Freed provided group and individual training on these tools for all of the BI team’s end-users as well as all of the IT department managers. The owners of the documentation and tools were also trained to make ongoing changes to fit the organization’s future needs.
Results
The BI team work flow processes significantly improved – a huge benefit to the BI team’s new director and team members. The BI team is now using a set of customized tools that integrate into their processes. These tools helped the department document its work more efficiently and reduced testing errors and sign-off delays. The BI team’s internal business clients were pleased with all of these work flow enhancements.
At the end of this engagement, the entire IT team, including staff members handling configurations, application development and operations, also began using the newly designed project estimation tool. IT team member satisfaction was increased due to having a more objective tool to size a project. They provided feedback that they appreciate having a visual tool to spur practical and timely discussions with business leaders regarding project change requests and scope creep effects.
Conclusion
Within a short timeframe and with limited resources, Freed was able to help the HMO’s BI team achieve transformational performance results. The support and strategy that Freed provided to BI team members enabled them to bridge personnel shortages and prepare for future nimble onboarding of new staff. The custom tools that Freed provided helped induce and enable analytical thinking and design among the business and BI teams for more successful and timely reporting structures.
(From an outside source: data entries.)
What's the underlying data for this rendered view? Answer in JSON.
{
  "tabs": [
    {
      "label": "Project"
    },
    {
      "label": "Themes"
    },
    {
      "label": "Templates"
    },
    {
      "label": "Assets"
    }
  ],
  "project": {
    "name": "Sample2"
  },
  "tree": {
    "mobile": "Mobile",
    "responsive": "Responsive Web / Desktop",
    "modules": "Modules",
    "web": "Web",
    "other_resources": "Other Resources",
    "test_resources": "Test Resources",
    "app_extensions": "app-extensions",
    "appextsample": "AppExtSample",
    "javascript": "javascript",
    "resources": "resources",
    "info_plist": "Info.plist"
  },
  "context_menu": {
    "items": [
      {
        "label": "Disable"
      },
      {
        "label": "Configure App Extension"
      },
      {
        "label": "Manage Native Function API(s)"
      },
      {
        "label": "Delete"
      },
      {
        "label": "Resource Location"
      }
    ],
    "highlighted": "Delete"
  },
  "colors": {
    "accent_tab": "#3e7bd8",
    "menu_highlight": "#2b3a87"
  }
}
All of the IT department teams gained a foundational guide to provide more effective business services. These teams are also better equipped to produce critical deliverables more quickly and efficiently in order for leadership to make opportune health plan business decisions in the future.
Testimonial
CIO of the HMO:
“I have worked with many consulting firms in the past, and was amazed at the level of professionalism, output, quality, and expediency Freed delivered in helping us streamline our analytics project evaluation process. With very little guidance, Freed developed an estimator tool, working with multiple stakeholders to distill the business requirements, formulate a solution and process to manage. I have been really happy with the results and intend to utilize Freed as an integral partner for our organization.”